If I had kept a fixed mindset instead of being flexible through intention, I would be facing the feeling of failure. A negative result is hard enough without negative self-talk from resolutions unmet. An intention can morph and adapt based on the external. Shifting from a fixed mindset of resolutions to a growth mindset of intention will be beneficial in many ways, especially in the chaotic business environment of 2024. High interest rates, two wars, societal queasiness from culture wars and upcoming elections have created uncertainty. No matter what we resolve to do to drive growth, manage spending or make smart investments, there's little to do other than buckle our seat belts.
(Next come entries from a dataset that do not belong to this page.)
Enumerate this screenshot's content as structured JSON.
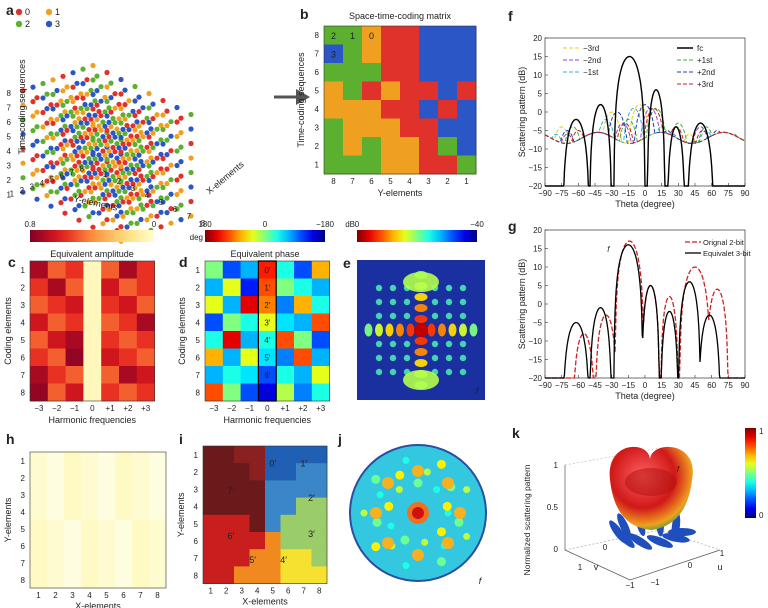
{
  "panels": {
    "a": {
      "label": "a",
      "legend": [
        "0",
        "1",
        "2",
        "3"
      ],
      "legend_colors": [
        "#e0312b",
        "#f0a020",
        "#5bb030",
        "#2a56c6"
      ],
      "zlabel": "Time-coding sequences",
      "ylabel": "Y-elements",
      "xlabel": "X-elements",
      "zticks": [
        "1",
        "2",
        "3",
        "4",
        "5",
        "6",
        "7",
        "8"
      ],
      "yticks": [
        "8",
        "7",
        "6",
        "5",
        "4",
        "3",
        "2",
        "1"
      ],
      "xticks": [
        "1",
        "2",
        "3",
        "4",
        "5",
        "6",
        "7",
        "8"
      ]
    },
    "b": {
      "label": "b",
      "title": "Space-time-coding matrix",
      "ylabel": "Time-coding sequences",
      "xlabel": "Y-elements",
      "yticks": [
        "8",
        "7",
        "6",
        "5",
        "4",
        "3",
        "2",
        "1"
      ],
      "xticks": [
        "8",
        "7",
        "6",
        "5",
        "4",
        "3",
        "2",
        "1"
      ],
      "annotations": [
        "2",
        "1",
        "0",
        "3"
      ]
    },
    "c": {
      "label": "c",
      "title": "Equivalent amplitude",
      "cbar_left": "0.8",
      "cbar_right": "0",
      "ylabel": "Coding elements",
      "xlabel": "Harmonic frequencies",
      "xticks": [
        "−3",
        "−2",
        "−1",
        "0",
        "+1",
        "+2",
        "+3"
      ],
      "yticks": [
        "1",
        "2",
        "3",
        "4",
        "5",
        "6",
        "7",
        "8"
      ]
    },
    "d": {
      "label": "d",
      "title": "Equivalent phase",
      "cbar_unit": "deg",
      "cbar_left": "180",
      "cbar_mid": "0",
      "cbar_right": "−180",
      "ylabel": "Coding elements",
      "xlabel": "Harmonic frequencies",
      "xticks": [
        "−3",
        "−2",
        "−1",
        "0",
        "+1",
        "+2",
        "+3"
      ],
      "yticks": [
        "1",
        "2",
        "3",
        "4",
        "5",
        "6",
        "7",
        "8"
      ],
      "primes": [
        "0′",
        "1′",
        "2′",
        "3′",
        "4′",
        "5′",
        "6′",
        "7′"
      ]
    },
    "e": {
      "label": "e",
      "cbar_unit": "dB",
      "cbar_left": "0",
      "cbar_right": "−40",
      "tag": "fc"
    },
    "f": {
      "label": "f",
      "ylabel": "Scattering pattern (dB)",
      "xlabel": "Theta (degree)",
      "legend": [
        "−3rd",
        "−2nd",
        "−1st",
        "fc",
        "+1st",
        "+2nd",
        "+3rd"
      ],
      "yticks": [
        "20",
        "15",
        "10",
        "5",
        "0",
        "−5",
        "−10",
        "−15",
        "−20"
      ],
      "xticks": [
        "−90",
        "−75",
        "−60",
        "−45",
        "−30",
        "−15",
        "0",
        "15",
        "30",
        "45",
        "60",
        "75",
        "90"
      ]
    },
    "g": {
      "label": "g",
      "ylabel": "Scattering pattern (dB)",
      "xlabel": "Theta (degree)",
      "legend": [
        "Orignal 2-bit",
        "Equivalet 3-bit"
      ],
      "tag": "fc",
      "yticks": [
        "20",
        "15",
        "10",
        "5",
        "0",
        "−5",
        "−10",
        "−15",
        "−20"
      ],
      "xticks": [
        "−90",
        "−75",
        "−60",
        "−45",
        "−30",
        "−15",
        "0",
        "15",
        "30",
        "45",
        "60",
        "75",
        "90"
      ]
    },
    "h": {
      "label": "h",
      "ylabel": "Y-elements",
      "xlabel": "X-elements",
      "yticks": [
        "1",
        "2",
        "3",
        "4",
        "5",
        "6",
        "7",
        "8"
      ],
      "xticks": [
        "1",
        "2",
        "3",
        "4",
        "5",
        "6",
        "7",
        "8"
      ]
    },
    "i": {
      "label": "i",
      "ylabel": "Y-elements",
      "xlabel": "X-elements",
      "yticks": [
        "1",
        "2",
        "3",
        "4",
        "5",
        "6",
        "7",
        "8"
      ],
      "xticks": [
        "1",
        "2",
        "3",
        "4",
        "5",
        "6",
        "7",
        "8"
      ],
      "primes": [
        "0′",
        "1′",
        "7′",
        "2′",
        "6′",
        "3′",
        "5′",
        "4′"
      ]
    },
    "j": {
      "label": "j",
      "tag": "fc"
    },
    "k": {
      "label": "k",
      "zlabel": "Normalized scattering pattern",
      "tag": "fc",
      "cbar_ticks": [
        "1",
        "0"
      ],
      "zticks": [
        "1",
        "0.5",
        "0"
      ],
      "vlabel": "v",
      "ulabel": "u",
      "vticks": [
        "1",
        "0",
        "−1"
      ],
      "uticks": [
        "−1",
        "0",
        "1"
      ]
    }
  },
  "chart_data": [
    {
      "type": "line",
      "panel": "f",
      "x": [
        -90,
        -75,
        -60,
        -45,
        -30,
        -15,
        0,
        15,
        30,
        45,
        60,
        75,
        90
      ],
      "series": [
        {
          "name": "fc",
          "values": [
            -20,
            -20,
            -2,
            -10,
            3,
            15,
            7,
            -3,
            -5,
            -8,
            -3,
            -12,
            -20
          ]
        }
      ],
      "xlabel": "Theta (degree)",
      "ylabel": "Scattering pattern (dB)",
      "ylim": [
        -20,
        20
      ]
    },
    {
      "type": "line",
      "panel": "g",
      "x": [
        -90,
        -75,
        -60,
        -45,
        -30,
        -15,
        0,
        15,
        30,
        45,
        60,
        75,
        90
      ],
      "series": [
        {
          "name": "Orignal 2-bit",
          "values": [
            -20,
            -20,
            -10,
            -5,
            0,
            17,
            5,
            -2,
            2,
            10,
            5,
            -20,
            -20
          ]
        },
        {
          "name": "Equivalet 3-bit",
          "values": [
            -20,
            -20,
            -5,
            -2,
            5,
            16,
            5,
            -3,
            -2,
            5,
            -5,
            -20,
            -20
          ]
        }
      ],
      "xlabel": "Theta (degree)",
      "ylabel": "Scattering pattern (dB)",
      "ylim": [
        -20,
        20
      ]
    }
  ]
}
Intentions give us the adaptability to thrive in uncertain times.
Related: 8 New Year's Business Resolutions That Will Keep You Energized
Understand the cause of the behavior you seek to change
Too often, we focus on the fix instead of the root cause. While that might get us out of a jam, it won't prevent it from repeating in the future. Many people resolve to do something differently while ignoring the "muscle memory" and neural pathways established from having done it the old way a million times in the past.
What's required is a combination of self-awareness and then self-empathy. Self-awareness is recognition of the behavior we seek to change while self-empathy goes a layer deeper and helps us decode the cause behind the behavior. Understanding what has led to the behavior will ultimately help us adjust it.
For example, when I was in a business development role, I once set an intention to increase the sales that I generated. Instead of willing myself to make more calls, take more meetings and let that drive the sales, I took a step back to examine my past patterns and what needed to change. Doing that, I realized I tended to reach out to the clients that I was friendliest with, rather than the ones I hadn't talked to in a while. I wasn't casting a net as wide as I could.
Going a little deeper to understand that behavior, it didn't take long to realize that I was staying in a comfort zone instead of applying a more strategic approach to who I connected with and when. Once I had that self-empathy, the behavior was easier to change as I was able to shift my perspective to self-motivate and talk myself through my discomfort.
As we move into self-empathy, keep these five steps in mind — dismantle judgment, including negative self-talk; ask good questions of yourself; actively listen to what's coming up; integrate into understanding, what we discover doesn't make us weird or wrong, it provides more information to work with; use solution imagination to identify how to create the behavior change that will last.
Related: How to Get Back on Track With Your New Year's Resolutions (It's Not Too Late!)
Have grace with yourself and others
Contrary to some managers' beliefs and models of productivity, we're not robots. That means that we won't make progress in a straight line, nor will we be perfect every time we execute the behavior we intend to change.
It's okay. We are human. Making mistakes is how we learn and grow. Make space for that growth.
Even if it is a few weeks into a new intention and it's feeling tenuous or there's been a slip, avoid the self-flagellation. Instead of getting down or giving up, turn it around and consider what adjustments can be made to revive the intention, pick it back up or start afresh and keep going. After all, there are 52 weeks in a year and we're just at the beginning.